Tuesday, March 01, 2016

Academy Award For Best Original Song: 1935

The 8th Academy Awards, for 1935, took place in 1936. This was the first year the statuettes were called "Oscars" and also the first year for Best Dance Direction Award, of interest for reasons that maybecome clear. More details at the Wikipedia link.

So what were the nominees for Best Original Song? I'm glad you asked.
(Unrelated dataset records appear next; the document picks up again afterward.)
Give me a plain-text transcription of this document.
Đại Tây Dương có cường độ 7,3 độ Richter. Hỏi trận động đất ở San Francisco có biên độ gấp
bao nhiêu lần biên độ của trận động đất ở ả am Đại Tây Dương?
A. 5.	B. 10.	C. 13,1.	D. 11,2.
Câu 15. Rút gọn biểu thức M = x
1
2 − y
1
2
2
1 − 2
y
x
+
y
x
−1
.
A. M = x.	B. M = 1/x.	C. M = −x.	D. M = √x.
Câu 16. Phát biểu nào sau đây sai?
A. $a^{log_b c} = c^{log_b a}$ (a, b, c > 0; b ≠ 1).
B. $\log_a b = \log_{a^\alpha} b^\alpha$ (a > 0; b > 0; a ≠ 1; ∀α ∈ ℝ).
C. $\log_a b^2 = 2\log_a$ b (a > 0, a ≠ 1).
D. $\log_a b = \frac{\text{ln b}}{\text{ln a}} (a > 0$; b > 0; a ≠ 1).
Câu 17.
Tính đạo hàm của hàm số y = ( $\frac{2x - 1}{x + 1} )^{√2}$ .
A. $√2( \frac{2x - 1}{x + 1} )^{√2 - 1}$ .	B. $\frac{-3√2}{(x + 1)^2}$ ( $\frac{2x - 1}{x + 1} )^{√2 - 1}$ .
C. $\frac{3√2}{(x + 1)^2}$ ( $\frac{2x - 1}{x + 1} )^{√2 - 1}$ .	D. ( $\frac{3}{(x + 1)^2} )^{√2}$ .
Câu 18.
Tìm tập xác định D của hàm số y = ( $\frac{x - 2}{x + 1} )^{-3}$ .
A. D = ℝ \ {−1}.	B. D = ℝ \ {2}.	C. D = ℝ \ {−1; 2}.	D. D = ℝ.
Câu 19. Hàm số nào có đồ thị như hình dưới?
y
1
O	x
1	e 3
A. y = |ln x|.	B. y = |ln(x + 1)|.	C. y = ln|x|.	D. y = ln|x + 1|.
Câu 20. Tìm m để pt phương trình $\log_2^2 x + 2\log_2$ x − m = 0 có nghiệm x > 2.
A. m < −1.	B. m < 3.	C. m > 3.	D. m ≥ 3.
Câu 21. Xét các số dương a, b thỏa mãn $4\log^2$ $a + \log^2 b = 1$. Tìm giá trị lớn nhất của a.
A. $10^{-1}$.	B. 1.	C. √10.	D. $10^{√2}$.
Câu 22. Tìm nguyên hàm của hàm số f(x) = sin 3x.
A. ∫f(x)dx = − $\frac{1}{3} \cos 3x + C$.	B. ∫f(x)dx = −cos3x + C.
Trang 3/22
"Cheek to Cheek" from Top Hat – Music and Lyric by Irving Berlin
"Lovely to Look At" from Roberta – Music by Jerome Kern; Lyric by Dorothy Fields and Jimmy McHugh
"Lullaby of Broadway" from Gold Diggers of 1935 – Music by Harry Warren; Lyric by Al Dubin

So again we have two songs from Fred Astaire and Ginger Rogers films, and this time a solo from another big song-and-dance musical. What were they like, what did the Academy choose and how wrong were they?

Cheek to Cheek
So here's the thing; this is a song about dancing and comes with a dance routine (or two in fact). If we ignore the dance we're left with a pleasant enough Irving Berlin romantic song. But by ignoring the dance we lose the whole point of it, that it's about the moment of dancing with someone you love. Anyway, on it's own it's inoffensive and moderately amusing lyrically. Both Astaire and Rogers sing well, but their voices are not first rate, which is just as well as then they would be aggravating over-achievers.

Lovely to Look at
Oh, that's a lovely dance, her dress is great and he really does wear the tails well... what we're judging Best Original Song not Best Dance Direction or Best Art Direction[1]? Well then. This is another dance tune that trips along pleasantly. It is neither exciting nor depressing.

Lullaby of Broadway
Well this became something of a classic, an anthem to New York, or Manhattan, or just Broadway or something. And it's a bit of an old-fashioned show tune but it's a full-bodied show tune with confidence in itself. It has no problem just coming in, declaring that Broadway is great and clearing off. (The singer is Wini Scott). Probably the only thing that would improve it is if about a hundred tap dancers came on and danced to it.

Who won.

Lullaby of Broadway won, and I can't argue with that. Fred and Ginger and Top Hat in particular may have had a greater longevity in the public consciousness, but Gold Diggers of 1935 and Lullaby of Broadway are not forgotten. Is this an example of good taste by the Academy or was this the effect of an Oscar Winner helping make it more than a historical curiosity? Difficult to untangle at this historical distance. Perhaps worth noting that Best Dance Direction went to neither Busby Berkley for Gold Diggers of 1935 or to Astaire's collaborator Hermes Pan, but to Dave Gould for the (to me) forgotten Broadway Melody of 1936 AND Folies Bergère de Paris. Big hits at the time but now obscure.

Next Time

Six songs? Well, can't argue with a larger field although it may take me a little longer to get around to it.

Youtube Playlist

[1] Best Costume Design was not introduced until 1948


1 comment:

Linda said...

I love things from the 30's and 40's. Thank you so much for sharing.